The emphasis on regulation is not to rid Baidu of responsibilities. In fact, in China's medical market, a complicated and solid network of interests has been formed by search engine, promoters and endorsement of the authorities. Medical advertisers contributed 15-25 percent of Baidu's revenues in 2014, with Putian hospitals accounting for 5-12 percent. The figures show that the interdependent relationship between Putian and Baidu is immutable. Putian medical agencies have to be examined in the investigation against Baidu, and vice versa.
As the authorities have gradually encouraged private medical agencies to operate in recent years, Putian hospitals seized the opportunities to transform and upgrade. However, medical industry concerns people's lives, and thus has to be subject to strict supervision, which includes not only aftereffect management, but also strong intervention during the process. Otherwise, profit chasing may harm public interests.
As the Putian hospitals expand, their deceitful advertising, undue treatments and overcharging are widely criticized but not effectively monitored. If the authorities continue to turn a blind eye to these problems, it will not only harm citizens' rights, but also overdraw the government's authority and credibility. A lack of supervision over private hospitals will result in a chaotic situation. In this sense, Wei's death sends a warning to society.
The Beijing News
Tragedy exposes firm's empty ethics
Just days after Baidu chief executive Robin Li said the company had "an excellent start to 2016," its public image has taken a huge battering.
The online community is questioning Baidu's ethics after certain aspects of its business model seem to value monetary gain over the welfare of its users.
Back in January, the Chinese-language online community was outraged when it was revealed that the multi-billion dollar company had sold the management rights to a hemophilia forum to dubious for-profit "medics." These "health practitioners" flooded the forum with fake adverts, and deleted any comments that called them out on their behavior.

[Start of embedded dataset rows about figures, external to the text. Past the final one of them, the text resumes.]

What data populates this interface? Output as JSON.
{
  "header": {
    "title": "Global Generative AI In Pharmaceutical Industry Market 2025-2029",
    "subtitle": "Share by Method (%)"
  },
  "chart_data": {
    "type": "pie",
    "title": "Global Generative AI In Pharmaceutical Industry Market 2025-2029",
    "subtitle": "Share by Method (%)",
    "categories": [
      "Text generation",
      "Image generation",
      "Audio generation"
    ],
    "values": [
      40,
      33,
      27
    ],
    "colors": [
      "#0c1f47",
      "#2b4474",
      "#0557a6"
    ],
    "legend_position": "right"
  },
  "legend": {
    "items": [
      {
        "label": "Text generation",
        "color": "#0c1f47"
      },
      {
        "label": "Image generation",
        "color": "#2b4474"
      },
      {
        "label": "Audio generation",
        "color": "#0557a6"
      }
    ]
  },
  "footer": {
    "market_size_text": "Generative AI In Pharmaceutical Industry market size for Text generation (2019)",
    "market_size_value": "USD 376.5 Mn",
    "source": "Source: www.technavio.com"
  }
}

Baidu sells highlighted or higher ranked ad positions for keyword searches. This is a common model used by many search engines, however, and herein is the problem, there seems to be little consideration of the credentials of the paying advertisers.

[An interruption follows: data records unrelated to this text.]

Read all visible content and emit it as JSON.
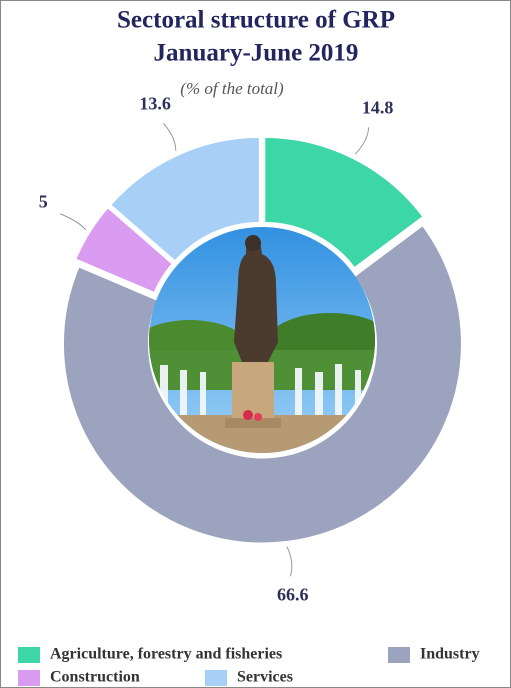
{
  "chart_data": {
    "type": "donut",
    "title": [
      "Sectoral structure of GRP",
      "January-June 2019"
    ],
    "note": "(% of the total)",
    "categories": [
      "Agriculture, forestry and fisheries",
      "Industry",
      "Construction",
      "Services"
    ],
    "values": [
      14.8,
      66.6,
      5,
      13.6
    ],
    "colors": [
      "#3dd6a6",
      "#9ca3bf",
      "#d99cf0",
      "#a8d0f6"
    ],
    "legend": "bottom"
  }
}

Thus, the search engine routinely returns results that boast cures and treatments to almost all kinds of illnesses. This "pay to play" model reared its ugly head again just days after Li's comments.

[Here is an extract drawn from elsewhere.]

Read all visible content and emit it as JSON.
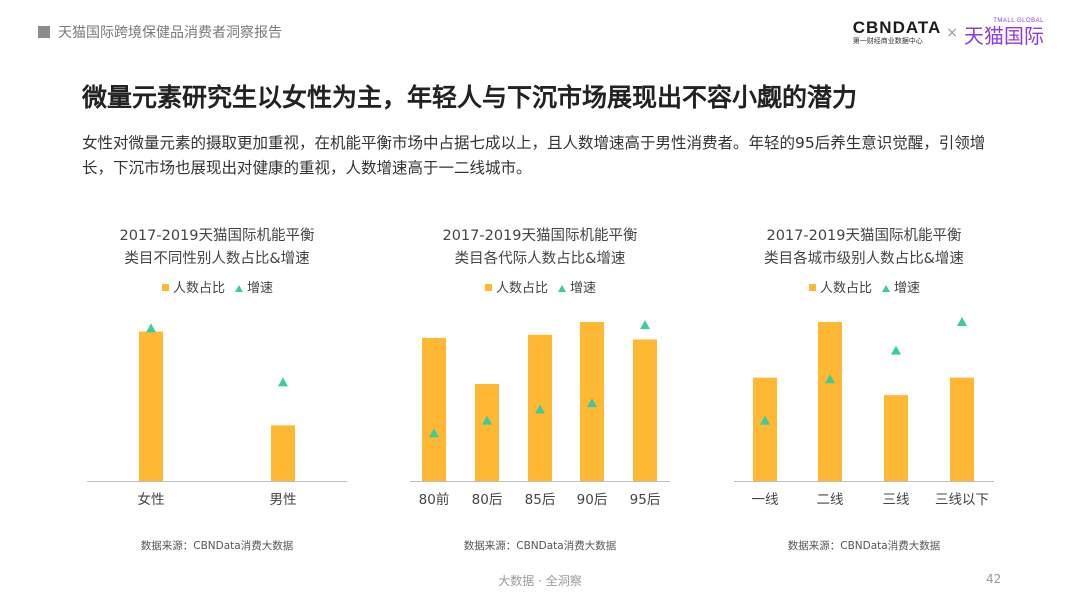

Wei Zexi, a former computer science major at Xidian University in northwest China's Shaanxi Province, used Baidu to find a treatment for a rare form of cancer that he had been diagnosed with in 2014. The treatment cost the Wei family hundreds of thousands of yuan. It was unsuccessful. Wei died on April 12.
There has yet to be an administrative or legal case filed against Baidu, but netizens are, once again, infuriated with its continued complicity in misinforming users on medical matters.
As Chinese netizens,the ultimate source of Baidu's revenue, roar with anger, the response from the Internet giant, as in January' s hemophilia scandal, has been, forgive our bluntness, dumb.
It is widely believed that those involved in the search business should not rank its returned results just upon who pays the most, or the least, money in ad fees.
Li can talk all he wants about how his company connects users with information, but from where we are standing, there seems to be a massive and growing disconnect between Baidu and its corporate social responsibility.